NYPD officers file through a Queens courthouse at the trial against Guy Rivera, a Queens man whose gun fired the shot that killed 31-year-old NYPD Detective Jonathan Diller.
Photo by Dean Moses
After about eight hours of deliberation, a Queens jury on Wednesday delivered a mixed verdict against the man holding the gun that killed 31-year-old NYPD Detective Jonathan Diller during a March 2024 traffic stop.
Though they found Guy Rivera, 36, not guilty of murdering Diller in the first degree, the jury still found him at fault in Diller’s death, convicting him on the lesser charges of aggravated manslaughter and illegal weapons possession. They also found him guilty of the attempted first-degree murder of Diller’s partner, Sergeant Sasha Rosen, who stopped Rivera’s car along with Diller.
Queens District Attorney Melinda Katz and Patrick Hendry, president of cop union Police Benevolence Association, said they were glad Rivera will likely spend the rest of his life in prison, but were disappointed he was acquitted on the first-degree murder charge.

“These police officers know behind me that this was murder one [charge] on a New York City police officer,” Hendry said outside the courthouse. “This cold-blooded killer had no regard for human life … and carried a loaded firearm onto the streets. When our police officers approached him, he could have surrendered that illegal firearm, but no. He saw a police officer and didn’t care who was behind the uniform. He squeezed that trigger.”
Prosecutors charged Rivera after his gun shot and killed Diller during a stop on Mott Avenue in Far Rockaway. Rivera was a passenger; officers pulled over the car, driven by his friend Lindy Jones, because Rosen thought she saw Rivera carrying a gun earlier that evening.
The pair, along with three other officers in their Community Response Team, asked Rivera and Jones to lower the windows, open the doors and step out of the car, but Rivera remained inside, triggering a brief scuffle between him and police through the car window. It concluded with gunshots that ended Diller’s life.
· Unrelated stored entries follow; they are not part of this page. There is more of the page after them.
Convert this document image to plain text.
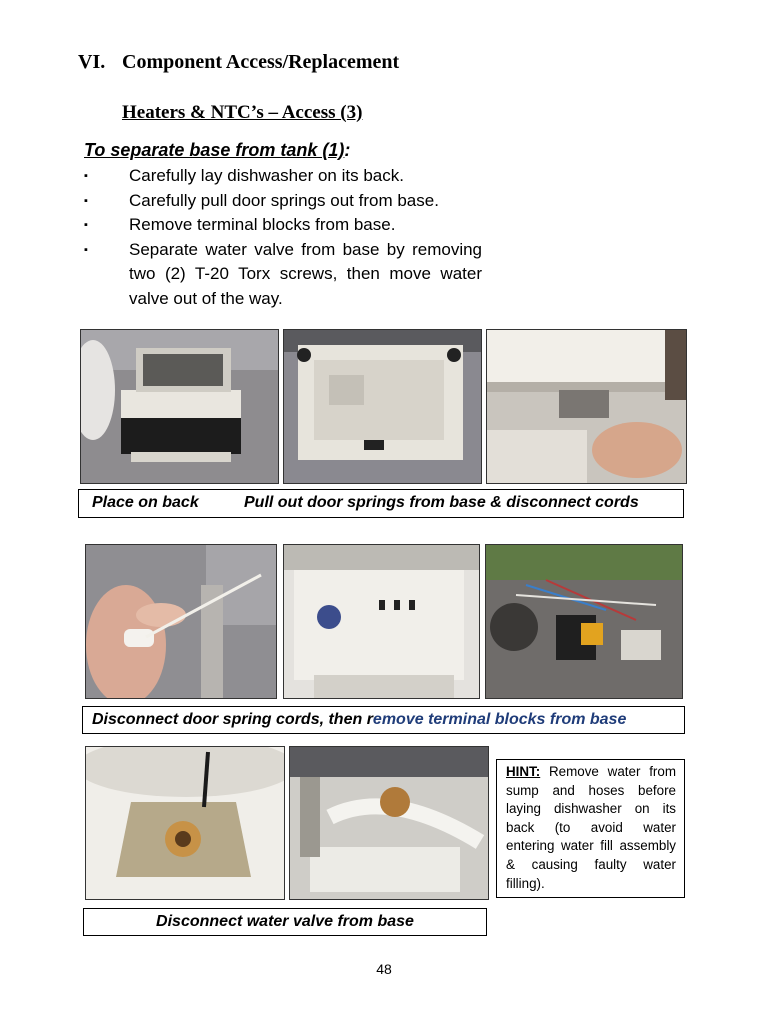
VI. Component Access/Replacement
Heaters & NTC’s – Access (3)
To separate base from tank (1):
▪ Carefully lay dishwasher on its back.
▪ Carefully pull door springs out from base.
▪ Remove terminal blocks from base.
▪ Separate water valve from base by removing two (2) T-20 Torx screws, then move water valve out of the way.
Place on back	Pull out door springs from base & disconnect cords
Disconnect door spring cords, then remove terminal blocks from base
HINT: Remove water from sump and hoses before laying dishwasher on its back (to avoid water entering water fill assembly & causing faulty water filling).
Disconnect water valve from base
48
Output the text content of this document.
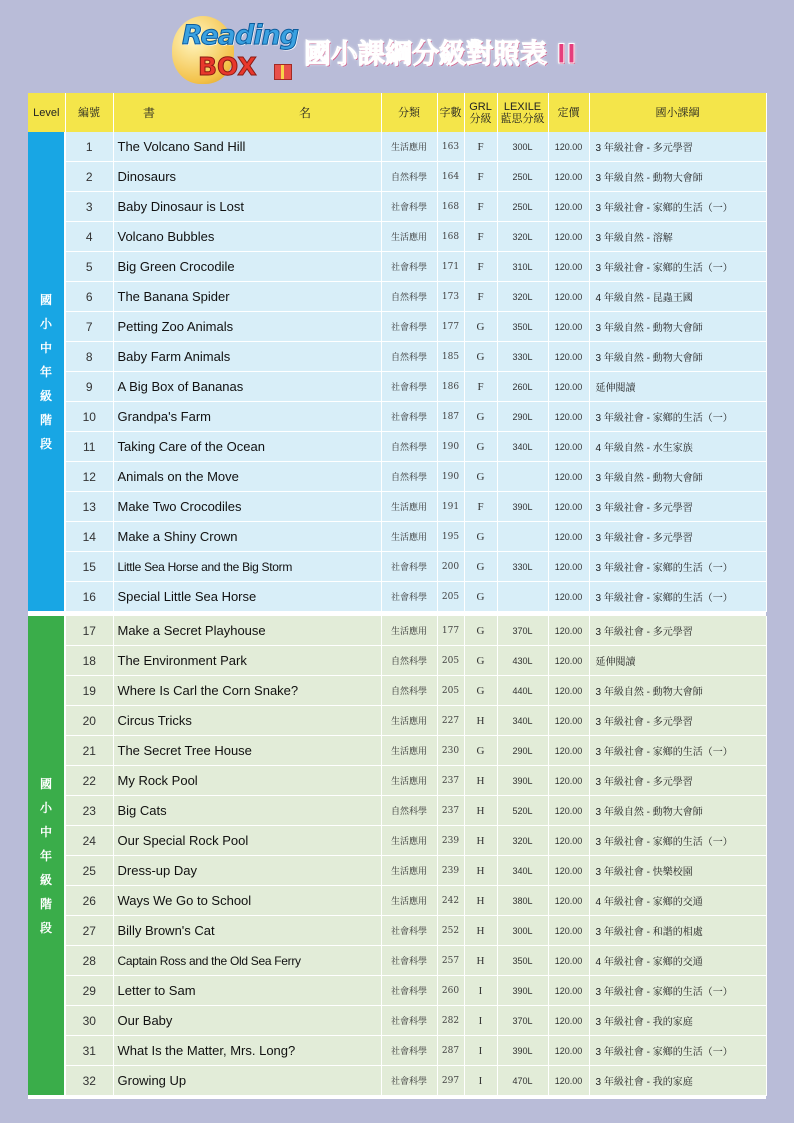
Reading
BOX 國小課綱分級對照表 II
Level	編號	書　　名	分類	字數	GRL 分級	LEXILE 藍思分級	定價	國小課綱
國小中年級階段	1	The Volcano Sand Hill	生活應用	163	F	300L	120.00	3 年級社會 - 多元學習
	2	Dinosaurs	自然科學	164	F	250L	120.00	3 年級自然 - 動物大會師
	3	Baby Dinosaur is Lost	社會科學	168	F	250L	120.00	3 年級社會 - 家鄉的生活（一）
	4	Volcano Bubbles	生活應用	168	F	320L	120.00	3 年級自然 - 溶解
	5	Big Green Crocodile	社會科學	171	F	310L	120.00	3 年級社會 - 家鄉的生活（一）
	6	The Banana Spider	自然科學	173	F	320L	120.00	4 年級自然 - 昆蟲王國
	7	Petting Zoo Animals	社會科學	177	G	350L	120.00	3 年級自然 - 動物大會師
	8	Baby Farm Animals	自然科學	185	G	330L	120.00	3 年級自然 - 動物大會師
	9	A Big Box of Bananas	社會科學	186	F	260L	120.00	延伸閱讀
	10	Grandpa's Farm	社會科學	187	G	290L	120.00	3 年級社會 - 家鄉的生活（一）
	11	Taking Care of the Ocean	自然科學	190	G	340L	120.00	4 年級自然 - 水生家族
	12	Animals on the Move	自然科學	190	G		120.00	3 年級自然 - 動物大會師
	13	Make Two Crocodiles	生活應用	191	F	390L	120.00	3 年級社會 - 多元學習
	14	Make a Shiny Crown	生活應用	195	G		120.00	3 年級社會 - 多元學習
	15	Little Sea Horse and the Big Storm	社會科學	200	G	330L	120.00	3 年級社會 - 家鄉的生活（一）
	16	Special Little Sea Horse	社會科學	205	G		120.00	3 年級社會 - 家鄉的生活（一）

國小中年級階段	17	Make a Secret Playhouse	生活應用	177	G	370L	120.00	3 年級社會 - 多元學習
	18	The Environment Park	自然科學	205	G	430L	120.00	延伸閱讀
	19	Where Is Carl the Corn Snake?	自然科學	205	G	440L	120.00	3 年級自然 - 動物大會師
	20	Circus Tricks	生活應用	227	H	340L	120.00	3 年級社會 - 多元學習
	21	The Secret Tree House	生活應用	230	G	290L	120.00	3 年級社會 - 家鄉的生活（一）
	22	My Rock Pool	生活應用	237	H	390L	120.00	3 年級社會 - 多元學習
	23	Big Cats	自然科學	237	H	520L	120.00	3 年級自然 - 動物大會師
	24	Our Special Rock Pool	生活應用	239	H	320L	120.00	3 年級社會 - 家鄉的生活（一）
	25	Dress-up Day	生活應用	239	H	340L	120.00	3 年級社會 - 快樂校園
	26	Ways We Go to School	生活應用	242	H	380L	120.00	4 年級社會 - 家鄉的交通
	27	Billy Brown's Cat	社會科學	252	H	300L	120.00	3 年級社會 - 和諧的相處
	28	Captain Ross and the Old Sea Ferry	社會科學	257	H	350L	120.00	4 年級社會 - 家鄉的交通
	29	Letter to Sam	社會科學	260	I	390L	120.00	3 年級社會 - 家鄉的生活（一）
	30	Our Baby	社會科學	282	I	370L	120.00	3 年級社會 - 我的家庭
	31	What Is the Matter, Mrs. Long?	社會科學	287	I	390L	120.00	3 年級社會 - 家鄉的生活（一）
	32	Growing Up	社會科學	297	I	470L	120.00	3 年級社會 - 我的家庭
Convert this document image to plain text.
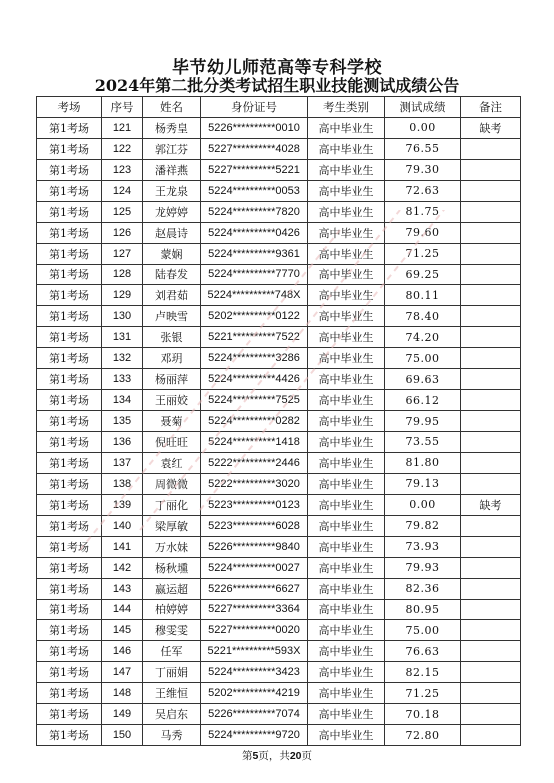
毕节幼儿师范高等专科学校
2024年第二批分类考试招生职业技能测试成绩公告
考场	序号	姓名	身份证号	考生类别	测试成绩	备注
第1考场	121	杨秀皇	5226**********0010	高中毕业生	0.00	缺考
第1考场	122	郭江芬	5227**********4028	高中毕业生	76.55	
第1考场	123	潘祥燕	5227**********5221	高中毕业生	79.30	
第1考场	124	王龙泉	5224**********0053	高中毕业生	72.63	
第1考场	125	龙婷婷	5224**********7820	高中毕业生	81.75	
第1考场	126	赵晨诗	5224**********0426	高中毕业生	79.60	
第1考场	127	蒙娴	5224**********9361	高中毕业生	71.25	
第1考场	128	陆春发	5224**********7770	高中毕业生	69.25	
第1考场	129	刘君茹	5224**********748X	高中毕业生	80.11	
第1考场	130	卢映雪	5202**********0122	高中毕业生	78.40	
第1考场	131	张银	5221**********7522	高中毕业生	74.20	
第1考场	132	邓玥	5224**********3286	高中毕业生	75.00	
第1考场	133	杨丽萍	5224**********4426	高中毕业生	69.63	
第1考场	134	王丽姣	5224**********7525	高中毕业生	66.12	
第1考场	135	聂菊	5224**********0282	高中毕业生	79.95	
第1考场	136	倪旺旺	5224**********1418	高中毕业生	73.55	
第1考场	137	袁红	5222**********2446	高中毕业生	81.80	
第1考场	138	周微微	5222**********3020	高中毕业生	79.13	
第1考场	139	丁丽化	5223**********0123	高中毕业生	0.00	缺考
第1考场	140	梁厚敏	5223**********6028	高中毕业生	79.82	
第1考场	141	万水妹	5226**********9840	高中毕业生	73.93	
第1考场	142	杨秋壎	5224**********0027	高中毕业生	79.93	
第1考场	143	嬴运超	5226**********6627	高中毕业生	82.36	
第1考场	144	柏婷婷	5227**********3364	高中毕业生	80.95	
第1考场	145	穆雯雯	5227**********0020	高中毕业生	75.00	
第1考场	146	任军	5221**********593X	高中毕业生	76.63	
第1考场	147	丁丽娟	5224**********3423	高中毕业生	82.15	
第1考场	148	王维恒	5202**********4219	高中毕业生	71.25	
第1考场	149	吴启东	5226**********7074	高中毕业生	70.18	
第1考场	150	马秀	5224**********9720	高中毕业生	72.80	
第5页，共20页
Over a three-week trial, jurors repeatedly watched, and attorneys picked apart, body-worn camera footage of the incident.
Rivera’s attorney, Jamal Johnson of the Legal Aid Society, argued that Rivera did not intend to kill Diller, or even for his gun to go off. He said it was actually Rosen whose finger hit the trigger when she reached into Rivera’s car.
Johnson also told the jury the officers who took the stand had a motive to lie about what happened to protect themselves. Rivera was also shot in the March 2024 scuffle.
Assistant District Attorney John Kosinski argued there was no doubt Rivera intended to kill Diller, who lived in Massapequa Park, saying he declined to cooperate with officers and acted with a disregard for life to save himself from potential arrest after being caught with an illegal weapon.
Katz and Hendry portrayed Rivera as aggressively fighting back against and mocking officers during the encounter.
“Guy Rivera made a choice in not putting the gun down,” said Katz, who teared up through her own and Hendry’s remarks. “The shooting wasn’t accidental and it wasn’t impulsive. Guy Rivera wasn’t only armed with an illegal firearm, he was ready and willing to use it.”

Rivera’s verdict came after contention among the jurors. After the jury’s foreperson initially read out its verdict, the court clerk asked each juror whether that was their truthful verdict, a process that’s typically considered a formality. Juror No. 5, however, said no.
That sent the jury back into deliberations just before 5 p.m. Wednesday. They returned the verdict about two hours later.
Rivera, who has a criminal record, faces up to life in prison when he’s sentenced later this month, prosecutors said Wednesday.
In the past he served six years in prison on drug possession charges in 2016, during which he was also convicted of a hate crime for throwing feces and urine at officers.
Jones, who’s charged in a separate case related to the shooting, has 14 prior arrests on his record, including for an attempted murder charge and a domestic violence allegation.